Touting Rum's Terroir, Mount Gay Has a New Single Estate Series

Touting Rum's Terroir, Mount Gay Has a New Single Estate Series

October 25, 2023 –––––– Shane English, , , ,

Most whiskies, along with champagne, cognac, tequila, and some other spirits, are governed by strict regulations on where and how they can be produced. Those rules have benefited drinkers enormously—particularly people with a thirst for drinks knowledge—as they usually know exactly what they’re getting. But rum has always been a bit of an outlier in this regard: While there are certainly great rums out there and some do tout their origin story, most of the time it isn’t so clearly stated.

Mount Gay has long been among the leaders in expressing its sense of place, and now it has doubled down with the recently unveiled Single Estate Series, a new line of terroir-driven rums that celebrates Barbadian rum from cane to glass. This release traces Mount Gay’s history in St. Lucy, Barbados back to 1703, as its sugar cane and molasses are both from the Mount Gay estate.

The Single Estate Series idea started back in 2015, when Mount Gay purchased 324 acres of the Old Mount Gay estate, giving it the ability to tend to its own cane and make its own molasses. This was a return to form for the oldest-working rum distillery in the world—it’s been centuries since Mount Gay made rum was made from estate-grown sugar cane.

"This has been an adventure for the whole team,” said master blender Trudiann Branker. “We learned to farm sugar cane, we learned to mill sugar cane. We created Barbadian molasses that, for the first time, was not just a byproduct of making sugar, but was the product’s focus.”

In the first year of farming, the distillery harvested 42 acres of cane and 62 acres in the second year, resulting in 13 and 23 tons of molasses for Mount Gay distillers Michael Absalom and Reynolds Hinds to distill in pot stills before handing the unaged rum to Branker to watch over its maturation. The first batch, 23 01, was distilled on copper pot stills from cane harvested in 2016 and 2017 before being aged in bourbon barrels.

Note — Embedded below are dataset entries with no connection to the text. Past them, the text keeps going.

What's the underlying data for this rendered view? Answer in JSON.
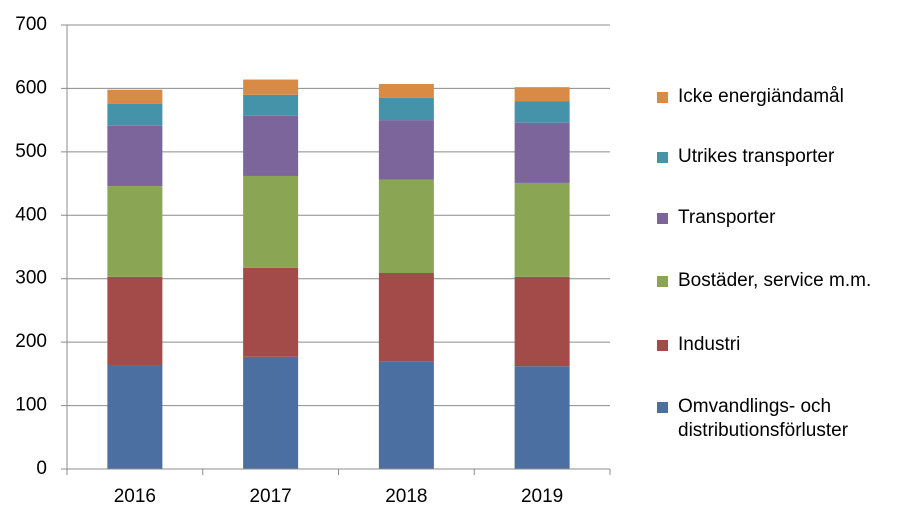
{
  "chart_data": {
    "type": "stacked-bar",
    "categories": [
      "2016",
      "2017",
      "2018",
      "2019"
    ],
    "series": [
      {
        "name": "Omvandlings- och distributionsförluster",
        "color": "#4a6fa0",
        "values": [
          164,
          177,
          169,
          162
        ]
      },
      {
        "name": "Industri",
        "color": "#a34b49",
        "values": [
          139,
          140,
          140,
          141
        ]
      },
      {
        "name": "Bostäder, service m.m.",
        "color": "#8aa654",
        "values": [
          143,
          145,
          147,
          148
        ]
      },
      {
        "name": "Transporter",
        "color": "#7b659a",
        "values": [
          95,
          95,
          94,
          95
        ]
      },
      {
        "name": "Utrikes transporter",
        "color": "#4593a8",
        "values": [
          35,
          33,
          35,
          34
        ]
      },
      {
        "name": "Icke energiändamål",
        "color": "#d98a45",
        "values": [
          22,
          24,
          22,
          22
        ]
      }
    ],
    "ylim": [
      0,
      700
    ],
    "yticks": [
      0,
      100,
      200,
      300,
      400,
      500,
      600,
      700
    ],
    "grid": true
  }
}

Those details matter, not just as fun facts, but as a way of providing provenance beyond what the word “rum” on the bottle conveys. Rum is a pretty a loosely regulated category in the U.S., mainly guaranteeing that the spirit in the bottle was distilled from the “fermented juice of sugar cane, sugar cane syrup, sugar cane molasses, or other sugar cane by-products.” So this is a bold move from a major producer that highlights the craft behind a spirit that’s far too often treated as a simple mixer. (This one, by the way, is meant to be sipped neat, although cocktail use is not discouraged.)

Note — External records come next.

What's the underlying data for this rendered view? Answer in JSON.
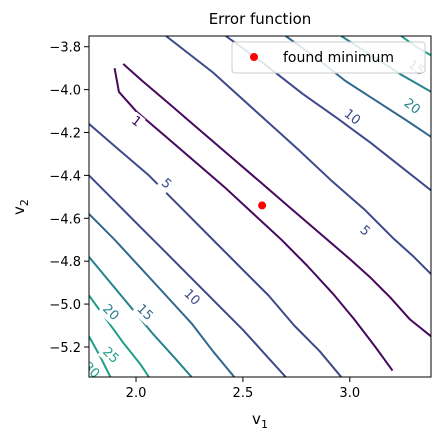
{
  "chart_data": {
    "type": "contour",
    "title": "Error function",
    "xlabel": "v",
    "xlabel_sub": "1",
    "ylabel": "v",
    "ylabel_sub": "2",
    "xlim": [
      1.78,
      3.38
    ],
    "ylim": [
      -5.34,
      -3.75
    ],
    "xticks": [
      2.0,
      2.5,
      3.0
    ],
    "xtick_labels": [
      "2.0",
      "2.5",
      "3.0"
    ],
    "yticks": [
      -3.8,
      -4.0,
      -4.2,
      -4.4,
      -4.6,
      -4.8,
      -5.0,
      -5.2
    ],
    "ytick_labels": [
      "−3.8",
      "−4.0",
      "−4.2",
      "−4.4",
      "−4.6",
      "−4.8",
      "−5.0",
      "−5.2"
    ],
    "grid": false,
    "legend_position": "top-right",
    "minimum": {
      "name": "found minimum",
      "x": 2.59,
      "y": -4.54,
      "color": "#ff0000"
    },
    "contour_levels": [
      {
        "level": 1,
        "color": "#46085c",
        "paths": [
          [
            [
              1.94,
              -3.88
            ],
            [
              2.03,
              -3.96
            ],
            [
              2.16,
              -4.07
            ],
            [
              2.3,
              -4.19
            ],
            [
              2.44,
              -4.31
            ],
            [
              2.58,
              -4.43
            ],
            [
              2.72,
              -4.55
            ],
            [
              2.86,
              -4.67
            ],
            [
              3.0,
              -4.79
            ],
            [
              3.1,
              -4.88
            ],
            [
              3.19,
              -4.97
            ],
            [
              3.28,
              -5.07
            ],
            [
              3.38,
              -5.15
            ]
          ],
          [
            [
              1.9,
              -3.9
            ],
            [
              1.92,
              -4.01
            ],
            [
              2.0,
              -4.1
            ],
            [
              2.14,
              -4.22
            ],
            [
              2.28,
              -4.34
            ],
            [
              2.42,
              -4.46
            ],
            [
              2.55,
              -4.58
            ],
            [
              2.68,
              -4.7
            ],
            [
              2.8,
              -4.82
            ],
            [
              2.92,
              -4.95
            ],
            [
              3.02,
              -5.07
            ],
            [
              3.12,
              -5.2
            ],
            [
              3.2,
              -5.31
            ]
          ]
        ]
      },
      {
        "level": 5,
        "color": "#3e4989",
        "paths": [
          [
            [
              2.14,
              -3.75
            ],
            [
              2.36,
              -3.92
            ],
            [
              2.56,
              -4.1
            ],
            [
              2.76,
              -4.28
            ],
            [
              2.92,
              -4.43
            ],
            [
              3.07,
              -4.56
            ],
            [
              3.2,
              -4.69
            ],
            [
              3.3,
              -4.78
            ],
            [
              3.38,
              -4.86
            ]
          ],
          [
            [
              1.78,
              -4.16
            ],
            [
              1.92,
              -4.28
            ],
            [
              2.06,
              -4.4
            ],
            [
              2.2,
              -4.54
            ],
            [
              2.34,
              -4.68
            ],
            [
              2.48,
              -4.82
            ],
            [
              2.62,
              -4.96
            ],
            [
              2.74,
              -5.1
            ],
            [
              2.86,
              -5.22
            ],
            [
              2.96,
              -5.34
            ]
          ]
        ]
      },
      {
        "level": 10,
        "color": "#3e4989",
        "paths": [
          [
            [
              2.42,
              -3.75
            ],
            [
              2.6,
              -3.88
            ],
            [
              2.78,
              -4.02
            ],
            [
              2.95,
              -4.14
            ],
            [
              3.1,
              -4.25
            ],
            [
              3.24,
              -4.36
            ],
            [
              3.38,
              -4.47
            ]
          ],
          [
            [
              1.78,
              -4.4
            ],
            [
              1.9,
              -4.52
            ],
            [
              2.02,
              -4.64
            ],
            [
              2.14,
              -4.76
            ],
            [
              2.26,
              -4.88
            ],
            [
              2.38,
              -5.0
            ],
            [
              2.5,
              -5.12
            ],
            [
              2.6,
              -5.23
            ],
            [
              2.7,
              -5.34
            ]
          ]
        ]
      },
      {
        "level": 15,
        "color": "#31688e",
        "paths": [
          [
            [
              2.7,
              -3.75
            ],
            [
              2.84,
              -3.85
            ],
            [
              2.98,
              -3.96
            ],
            [
              3.12,
              -4.05
            ],
            [
              3.26,
              -4.14
            ],
            [
              3.38,
              -4.22
            ]
          ],
          [
            [
              1.78,
              -4.58
            ],
            [
              1.9,
              -4.7
            ],
            [
              2.02,
              -4.83
            ],
            [
              2.14,
              -4.96
            ],
            [
              2.26,
              -5.09
            ],
            [
              2.36,
              -5.22
            ],
            [
              2.46,
              -5.34
            ]
          ]
        ]
      },
      {
        "level": 20,
        "color": "#26828e",
        "paths": [
          [
            [
              2.96,
              -3.75
            ],
            [
              3.1,
              -3.84
            ],
            [
              3.24,
              -3.93
            ],
            [
              3.38,
              -4.01
            ]
          ],
          [
            [
              1.78,
              -4.78
            ],
            [
              1.88,
              -4.9
            ],
            [
              1.98,
              -5.02
            ],
            [
              2.08,
              -5.14
            ],
            [
              2.18,
              -5.25
            ],
            [
              2.26,
              -5.34
            ]
          ]
        ]
      },
      {
        "level": 25,
        "color": "#1f9e89",
        "paths": [
          [
            [
              3.24,
              -3.75
            ],
            [
              3.31,
              -3.8
            ],
            [
              3.38,
              -3.84
            ]
          ],
          [
            [
              1.78,
              -4.96
            ],
            [
              1.86,
              -5.07
            ],
            [
              1.94,
              -5.18
            ],
            [
              2.02,
              -5.28
            ],
            [
              2.06,
              -5.34
            ]
          ]
        ]
      },
      {
        "level": 30,
        "color": "#1f9e89",
        "paths": [
          [
            [
              1.78,
              -5.15
            ],
            [
              1.83,
              -5.24
            ],
            [
              1.88,
              -5.34
            ]
          ]
        ]
      }
    ],
    "contour_labels": [
      {
        "text": "1",
        "x": 2.0,
        "y": -4.15,
        "color": "#46085c",
        "angle": 38
      },
      {
        "text": "5",
        "x": 2.14,
        "y": -4.44,
        "color": "#3e4989",
        "angle": 42
      },
      {
        "text": "5",
        "x": 3.07,
        "y": -4.66,
        "color": "#3e4989",
        "angle": 42
      },
      {
        "text": "10",
        "x": 3.01,
        "y": -4.13,
        "color": "#3e4989",
        "angle": 38
      },
      {
        "text": "10",
        "x": 2.26,
        "y": -4.97,
        "color": "#3e4989",
        "angle": 44
      },
      {
        "text": "15",
        "x": 2.04,
        "y": -5.04,
        "color": "#31688e",
        "angle": 44
      },
      {
        "text": "20",
        "x": 3.29,
        "y": -4.08,
        "color": "#26828e",
        "angle": 38
      },
      {
        "text": "20",
        "x": 1.88,
        "y": -5.04,
        "color": "#26828e",
        "angle": 44
      },
      {
        "text": "25",
        "x": 1.88,
        "y": -5.24,
        "color": "#1f9e89",
        "angle": 44
      },
      {
        "text": "30",
        "x": 1.79,
        "y": -5.31,
        "color": "#1f9e89",
        "angle": 44
      },
      {
        "text": "15",
        "x": 3.31,
        "y": -3.9,
        "color": "#31688e",
        "angle": 36
      }
    ]
  }
}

This level of detail and transparency sets Mount Gay’s Single Estate Series apart from many other producers—even Mount Gay’s other releases like Eclipse and XO offer less information about the blends in each bottle. And among rums that do provide a solid amount of information about their spirit—Plantation’s vintage line of rums from across the Caribbean and Fiji, or Renegade’s array of unaged, terroir-driven rum, for example—Mount Gay’s Single Estate Series still stands out.

Going forward, each year Mount Gay will release a new Single Estate rum, with this first batch offering 1,200 bottles at 55% ABV, and retailing at $400/700 ml. It hits the shelves across the country in November.